Sólo el 63,2% de la población consume fruta a diario y el 47,7% verdura, frente al 77,2% y 64,7% registrados en 2017

Aunque el consumo de frutas y hortalizas frescas continúa asociado a hábitos saludables, no todos los hogares presentan las mismas posibilidades de acceso a productos de calidad. / Archivo
Valencia Fruits. Redacción.
El consumo diario de frutas y verduras entre la población mayor de dieciséis años mantiene una tendencia descendente en España, según reflejan los últimos datos de la Encuesta de Condiciones de Vida publicada por el Instituto Nacional de Estadística (INE), que confirma el retroceso sostenido registrado en los últimos años.
Si en 2017 el 77,2% de la población consumía fruta a diario y el 64,7% ingería verduras, actualmente estos porcentajes han descendido hasta el 63,2% y el 47,7%, respectivamente, evidenciando un cambio progresivo en los hábitos alimentarios.
Inflación, cambios de hábitos y menor tiempo para cocinar
El Gobierno ya advertía en 2024 de esta evolución negativa, atribuyéndola a la coincidencia de varios factores. Entre ellos, el encarecimiento de los alimentos derivado del aumento de la inflación tras el inicio de la guerra en Ucrania, la creciente preocupación por el desperdicio alimentario —que ha llevado a los hogares a ajustar las cantidades compradas— y la proliferación de platos preparados, cuyo consumo ha aumentado ante la falta de tiempo y disposición para cocinar.
Aunque el consumo de frutas y hortalizas frescas continúa asociado a hábitos saludables, no todos los hogares presentan las mismas posibilidades de acceso a productos de calidad. De hecho, pese al descenso en la ingesta, el gasto medio ha aumentado en los últimos años, un fenómeno vinculado al incremento de precios provocado por la inflación alimentaria desde el comienzo del conflicto en Ucrania.

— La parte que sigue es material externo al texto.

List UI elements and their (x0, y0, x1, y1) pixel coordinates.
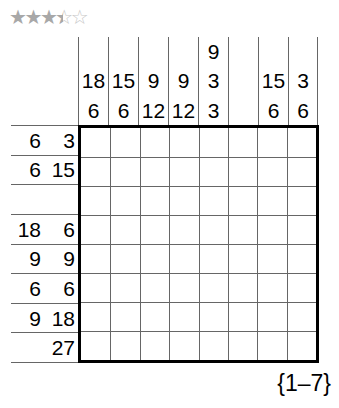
column-clue-col-4: 912 (168, 37, 198, 125)
row-clue-cell: 3 (45, 130, 79, 151)
cell-r4c7[interactable] (257, 215, 286, 244)
column-clues: 18615691291293315636 (78, 37, 319, 125)
cell-r1c4[interactable] (169, 128, 198, 157)
cell-r6c2[interactable] (110, 273, 139, 302)
column-clue-col-1: 186 (78, 37, 108, 125)
column-clue-cell: 6 (259, 96, 288, 125)
row-clue-cell: 9 (45, 248, 79, 269)
cell-r4c8[interactable] (287, 215, 316, 244)
row-clue-cell: 27 (45, 337, 79, 358)
cell-r5c3[interactable] (140, 244, 169, 273)
row-clue-row-7: 918 (11, 304, 79, 334)
column-clue-cell (109, 37, 138, 66)
cell-r2c3[interactable] (140, 157, 169, 186)
cell-r3c4[interactable] (169, 186, 198, 215)
cell-r5c6[interactable] (228, 244, 257, 273)
column-clue-cell: 6 (289, 96, 317, 125)
puzzle-grid (78, 125, 319, 363)
cell-r7c3[interactable] (140, 302, 169, 331)
cell-r4c2[interactable] (110, 215, 139, 244)
cell-r3c7[interactable] (257, 186, 286, 215)
cell-r1c3[interactable] (140, 128, 169, 157)
cell-r3c6[interactable] (228, 186, 257, 215)
cell-r8c5[interactable] (199, 331, 228, 360)
cell-r8c8[interactable] (287, 331, 316, 360)
star-half-fill: ★ (55, 5, 63, 29)
row-clue-cell: 18 (11, 219, 45, 240)
cell-r6c1[interactable] (81, 273, 110, 302)
cell-r6c3[interactable] (140, 273, 169, 302)
column-clue-cell (169, 37, 198, 66)
cell-r1c8[interactable] (287, 128, 316, 157)
row-clue-row-4: 186 (11, 215, 79, 245)
star-filled-icon: ★ (24, 5, 39, 29)
column-clue-cell: 9 (169, 66, 198, 95)
row-clue-cell: 6 (11, 130, 45, 151)
column-clue-cell: 15 (109, 66, 138, 95)
column-clue-col-8: 36 (288, 37, 318, 125)
cell-r4c6[interactable] (228, 215, 257, 244)
column-clue-cell: 3 (289, 66, 317, 95)
cell-r1c2[interactable] (110, 128, 139, 157)
cell-r7c1[interactable] (81, 302, 110, 331)
cell-r2c4[interactable] (169, 157, 198, 186)
column-clue-cell: 3 (199, 96, 228, 125)
column-clue-cell: 9 (139, 66, 168, 95)
cell-r4c3[interactable] (140, 215, 169, 244)
row-clue-cell: 6 (11, 278, 45, 299)
column-clue-col-7: 156 (258, 37, 288, 125)
cell-r2c5[interactable] (199, 157, 228, 186)
column-clue-cell: 6 (79, 96, 108, 125)
column-clue-cell (229, 96, 258, 125)
cell-r3c1[interactable] (81, 186, 110, 215)
column-clue-cell: 12 (139, 96, 168, 125)
cell-r8c4[interactable] (169, 331, 198, 360)
puzzle-page: ★★★☆★☆ 18615691291293315636 636151869966… (0, 0, 339, 408)
digit-range-label: {1–7} (277, 370, 331, 398)
cell-r3c2[interactable] (110, 186, 139, 215)
difficulty-stars: ★★★☆★☆ (9, 5, 86, 29)
cell-r3c8[interactable] (287, 186, 316, 215)
cell-r3c3[interactable] (140, 186, 169, 215)
cell-r5c2[interactable] (110, 244, 139, 273)
cell-r1c1[interactable] (81, 128, 110, 157)
column-clue-cell: 12 (169, 96, 198, 125)
column-clue-col-6 (228, 37, 258, 125)
row-clue-row-8: 27 (11, 333, 79, 363)
column-clue-col-2: 156 (108, 37, 138, 125)
cell-r5c1[interactable] (81, 244, 110, 273)
cell-r2c7[interactable] (257, 157, 286, 186)
row-clue-row-6: 66 (11, 274, 79, 304)
star-filled-icon: ★ (40, 5, 55, 29)
row-clue-cell: 6 (45, 219, 79, 240)
cell-r6c4[interactable] (169, 273, 198, 302)
column-clue-cell (139, 37, 168, 66)
cell-r8c2[interactable] (110, 331, 139, 360)
cell-r5c5[interactable] (199, 244, 228, 273)
column-clue-cell (289, 37, 317, 66)
row-clue-cell: 6 (45, 278, 79, 299)
column-clue-cell: 15 (259, 66, 288, 95)
cell-r2c2[interactable] (110, 157, 139, 186)
column-clue-col-3: 912 (138, 37, 168, 125)
cell-r8c3[interactable] (140, 331, 169, 360)
row-clues: 63615186996691827 (11, 125, 78, 363)
cell-r8c7[interactable] (257, 331, 286, 360)
cell-r6c7[interactable] (257, 273, 286, 302)
cell-r6c8[interactable] (287, 273, 316, 302)
cell-r6c6[interactable] (228, 273, 257, 302)
cell-r2c1[interactable] (81, 157, 110, 186)
column-clue-cell (259, 37, 288, 66)
star-filled-icon: ★ (9, 5, 24, 29)
row-clue-row-1: 63 (11, 126, 79, 156)
cell-r7c6[interactable] (228, 302, 257, 331)
row-clue-cell: 18 (45, 308, 79, 329)
column-clue-cell: 9 (199, 37, 228, 66)
column-clue-col-5: 933 (198, 37, 228, 125)
cell-r6c5[interactable] (199, 273, 228, 302)
row-clue-cell: 9 (11, 308, 45, 329)
cell-r4c4[interactable] (169, 215, 198, 244)
cell-r8c6[interactable] (228, 331, 257, 360)
column-clue-cell: 6 (109, 96, 138, 125)
cell-r7c4[interactable] (169, 302, 198, 331)
cell-r7c5[interactable] (199, 302, 228, 331)
row-clue-row-5: 99 (11, 245, 79, 275)
cell-r1c6[interactable] (228, 128, 257, 157)
cell-r4c1[interactable] (81, 215, 110, 244)
row-clue-cell: 9 (11, 248, 45, 269)
star-half-icon: ☆★ (55, 5, 70, 29)
cell-r7c8[interactable] (287, 302, 316, 331)
cell-r7c7[interactable] (257, 302, 286, 331)
cell-r2c6[interactable] (228, 157, 257, 186)
cell-r3c5[interactable] (199, 186, 228, 215)
row-clue-row-2: 615 (11, 156, 79, 186)
cell-r4c5[interactable] (199, 215, 228, 244)
column-clue-cell (229, 66, 258, 95)
column-clue-cell: 3 (199, 66, 228, 95)
cell-r8c1[interactable] (81, 331, 110, 360)
cell-r5c8[interactable] (287, 244, 316, 273)
row-clue-row-3 (11, 185, 79, 215)
cell-r7c2[interactable] (110, 302, 139, 331)
column-clue-cell: 18 (79, 66, 108, 95)
row-clue-cell: 6 (11, 159, 45, 180)
cell-r2c8[interactable] (287, 157, 316, 186)
cell-r1c7[interactable] (257, 128, 286, 157)
row-clue-cell: 15 (45, 159, 79, 180)
cell-r1c5[interactable] (199, 128, 228, 157)
star-empty-icon: ☆ (71, 5, 86, 29)
cell-r5c7[interactable] (257, 244, 286, 273)
column-clue-cell (229, 37, 258, 66)
column-clue-cell (79, 37, 108, 66)
cell-r5c4[interactable] (169, 244, 198, 273)
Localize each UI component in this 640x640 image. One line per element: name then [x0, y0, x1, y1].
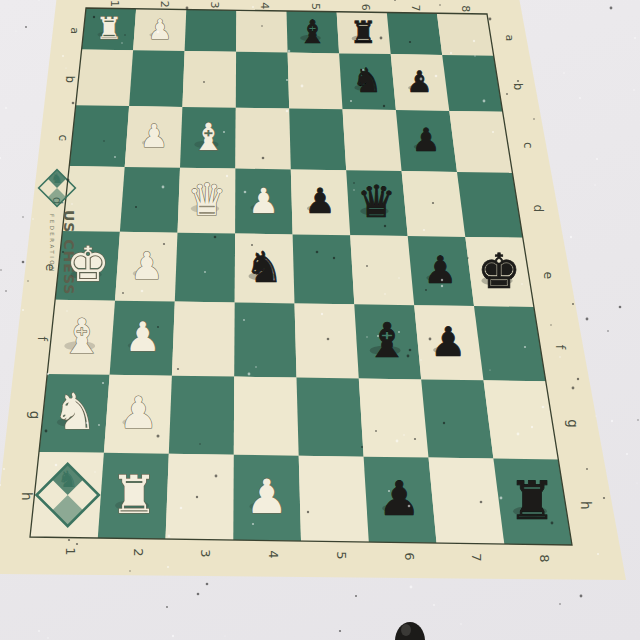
piece-white-r-a1[interactable]: ♜ — [96, 11, 123, 46]
file-label-left-g: g — [27, 411, 42, 419]
rank-label-top-5: 5 — [309, 3, 322, 10]
piece-white-p-h4[interactable]: ♟ — [245, 469, 288, 524]
square-d7[interactable] — [402, 171, 466, 237]
square-f5[interactable] — [295, 303, 359, 378]
file-label-right-g: g — [565, 419, 580, 427]
square-g4[interactable] — [234, 377, 299, 456]
square-b4[interactable] — [236, 52, 289, 109]
square-c6[interactable] — [343, 109, 402, 171]
square-b3[interactable] — [182, 51, 236, 108]
piece-black-p-d5[interactable]: ♟ — [304, 181, 335, 221]
square-e3[interactable] — [175, 233, 235, 303]
rank-label-bottom-3: 3 — [198, 549, 213, 557]
file-label-right-b: b — [511, 83, 525, 90]
piece-black-n-b6[interactable]: ♞ — [352, 61, 382, 100]
square-a3[interactable] — [185, 10, 237, 52]
square-b8[interactable] — [442, 55, 502, 112]
square-e6[interactable] — [350, 235, 414, 305]
rank-label-top-1: 1 — [108, 0, 121, 7]
rank-label-bottom-1: 1 — [63, 547, 78, 555]
piece-white-k-e1[interactable]: ♚ — [66, 236, 110, 292]
chessboard-photo-scene: 1122334455667788aabbccddeeffgghh♞♞US CHE… — [0, 0, 640, 640]
piece-white-p-f2[interactable]: ♟ — [125, 313, 161, 361]
file-label-right-e: e — [541, 272, 556, 280]
square-b2[interactable] — [129, 50, 185, 107]
piece-white-p-a2[interactable]: ♟ — [148, 14, 172, 45]
file-label-left-h: h — [19, 492, 35, 501]
piece-white-p-d4[interactable]: ♟ — [248, 181, 279, 221]
square-g6[interactable] — [359, 379, 429, 458]
piece-white-n-g1[interactable]: ♞ — [53, 383, 98, 441]
piece-white-p-c2[interactable]: ♟ — [140, 117, 169, 155]
rank-label-top-6: 6 — [359, 4, 372, 11]
square-a8[interactable] — [437, 13, 494, 55]
piece-white-b-f1[interactable]: ♝ — [60, 308, 103, 364]
rank-label-top-4: 4 — [258, 2, 271, 9]
square-h7[interactable] — [429, 458, 505, 544]
piece-black-n-e4[interactable]: ♞ — [245, 242, 283, 292]
square-g5[interactable] — [297, 378, 364, 457]
piece-black-r-a6[interactable]: ♜ — [350, 15, 377, 50]
rank-label-top-3: 3 — [208, 1, 221, 8]
square-c5[interactable] — [289, 109, 346, 171]
rank-label-bottom-6: 6 — [402, 552, 417, 560]
rank-label-top-2: 2 — [158, 1, 171, 8]
svg-text:♞: ♞ — [51, 170, 63, 186]
piece-black-k-e8[interactable]: ♚ — [477, 243, 521, 299]
square-c8[interactable] — [449, 111, 512, 173]
piece-black-b-f6[interactable]: ♝ — [366, 312, 409, 368]
rank-label-bottom-2: 2 — [131, 548, 146, 556]
square-d8[interactable] — [457, 172, 523, 238]
square-e5[interactable] — [293, 234, 355, 304]
file-label-left-f: f — [35, 337, 50, 342]
file-label-right-a: a — [503, 34, 516, 41]
rank-label-bottom-7: 7 — [469, 553, 484, 561]
square-a7[interactable] — [387, 13, 442, 55]
file-label-left-c: c — [56, 134, 70, 140]
square-f3[interactable] — [172, 302, 235, 377]
rank-label-bottom-8: 8 — [537, 554, 552, 562]
piece-white-p-g2[interactable]: ♟ — [119, 387, 158, 438]
file-label-right-f: f — [553, 345, 568, 350]
square-c4[interactable] — [235, 108, 290, 170]
square-a4[interactable] — [236, 10, 288, 52]
uschess-logo-subtext: FEDERATION — [49, 214, 55, 274]
square-c1[interactable] — [69, 105, 129, 167]
square-f4[interactable] — [234, 303, 296, 378]
piece-white-p-e2[interactable]: ♟ — [130, 244, 164, 288]
piece-black-q-d6[interactable]: ♛ — [357, 176, 397, 227]
rank-label-bottom-5: 5 — [334, 551, 349, 559]
piece-white-b-c3[interactable]: ♝ — [192, 115, 226, 159]
file-label-right-h: h — [578, 501, 594, 510]
square-g7[interactable] — [421, 379, 493, 458]
square-d2[interactable] — [120, 167, 180, 233]
file-label-left-b: b — [63, 76, 77, 83]
piece-black-p-c7[interactable]: ♟ — [412, 121, 441, 159]
rank-label-top-7: 7 — [409, 4, 422, 11]
square-b1[interactable] — [76, 50, 133, 107]
square-b5[interactable] — [288, 53, 343, 110]
piece-black-p-f7[interactable]: ♟ — [430, 318, 466, 366]
file-label-left-a: a — [68, 27, 81, 34]
square-g3[interactable] — [169, 376, 234, 455]
rank-label-bottom-4: 4 — [266, 550, 281, 558]
piece-white-r-h2[interactable]: ♜ — [110, 464, 157, 525]
rank-label-top-8: 8 — [459, 5, 472, 12]
captured-piece-offboard — [395, 622, 425, 640]
svg-text:♞: ♞ — [57, 466, 78, 492]
file-label-right-c: c — [521, 142, 535, 148]
file-label-right-d: d — [531, 204, 545, 212]
board-photo: 1122334455667788aabbccddeeffgghh♞♞US CHE… — [0, 0, 640, 640]
square-h3[interactable] — [166, 454, 234, 540]
piece-white-q-d3[interactable]: ♛ — [187, 174, 227, 225]
piece-black-r-h8[interactable]: ♜ — [508, 470, 555, 531]
piece-black-p-b7[interactable]: ♟ — [406, 65, 432, 99]
piece-black-p-e7[interactable]: ♟ — [423, 248, 457, 292]
piece-black-p-h6[interactable]: ♟ — [378, 471, 421, 526]
piece-black-b-a5[interactable]: ♝ — [298, 13, 327, 51]
square-h5[interactable] — [299, 456, 369, 542]
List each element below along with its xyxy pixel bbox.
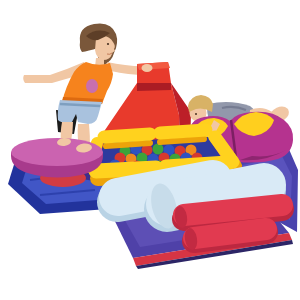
- upper-bolster: [184, 205, 282, 215]
- pit-back-wall-right: [160, 130, 206, 133]
- girl-right-hand: [142, 64, 153, 72]
- pit-front-wall-left: [96, 168, 156, 171]
- pit-back-wall-left: [104, 134, 150, 137]
- softplay-scene: [0, 0, 300, 300]
- wedge-step-shadow: [137, 83, 171, 91]
- product-photo: [0, 0, 300, 300]
- girl-top-graphic: [86, 79, 98, 93]
- ball-g: [153, 144, 164, 155]
- disc-top: [11, 138, 103, 166]
- red-bolsters: [184, 205, 282, 241]
- toddler-eye: [195, 113, 197, 115]
- lower-bolster: [194, 229, 266, 238]
- girl-eye: [107, 43, 109, 45]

La pérdida de poder adquisitivo aparece así como uno de los factores determinantes, afectando especialmente a los hogares con menor renta.
El nivel de ingresos marca el consumo
Los datos del INE clasifican a la población en cinco quintiles según su nivel de ingresos, desde el grupo con peores condiciones económicas hasta el de mayor capacidad adquisitiva. Las diferencias entre segmentos resultan significativas.
Entre las personas pertenecientes al primer quintil, únicamente el 57,4% consume fruta a diario y el 46% verduras, porcentajes claramente inferiores a la media nacional. Estas cifras aumentan progresivamente conforme mejora la situación económica, hasta alcanzar el 68,9% y el 51,5%, respectivamente, en el quinto quintil.
Relación con sobrepeso y obesidad
La encuesta también pone de manifiesto la relación entre nivel de ingresos y hábitos alimentarios a través de los indicadores de salud. El sobrepeso afecta al 36,9% de la población con menores ingresos frente al 33,3% de quienes disponen de mayor renta, mientras que la obesidad alcanza al 17,3% del primer grupo frente al 10,8% del quintil con mejor situación económica.
Estos datos refuerzan la relación entre poder adquisitivo, acceso a alimentos frescos y calidad nutricional de la dieta, en un contexto marcado por el encarecimiento de los alimentos y la transformación de los patrones de consumo alimentario en España.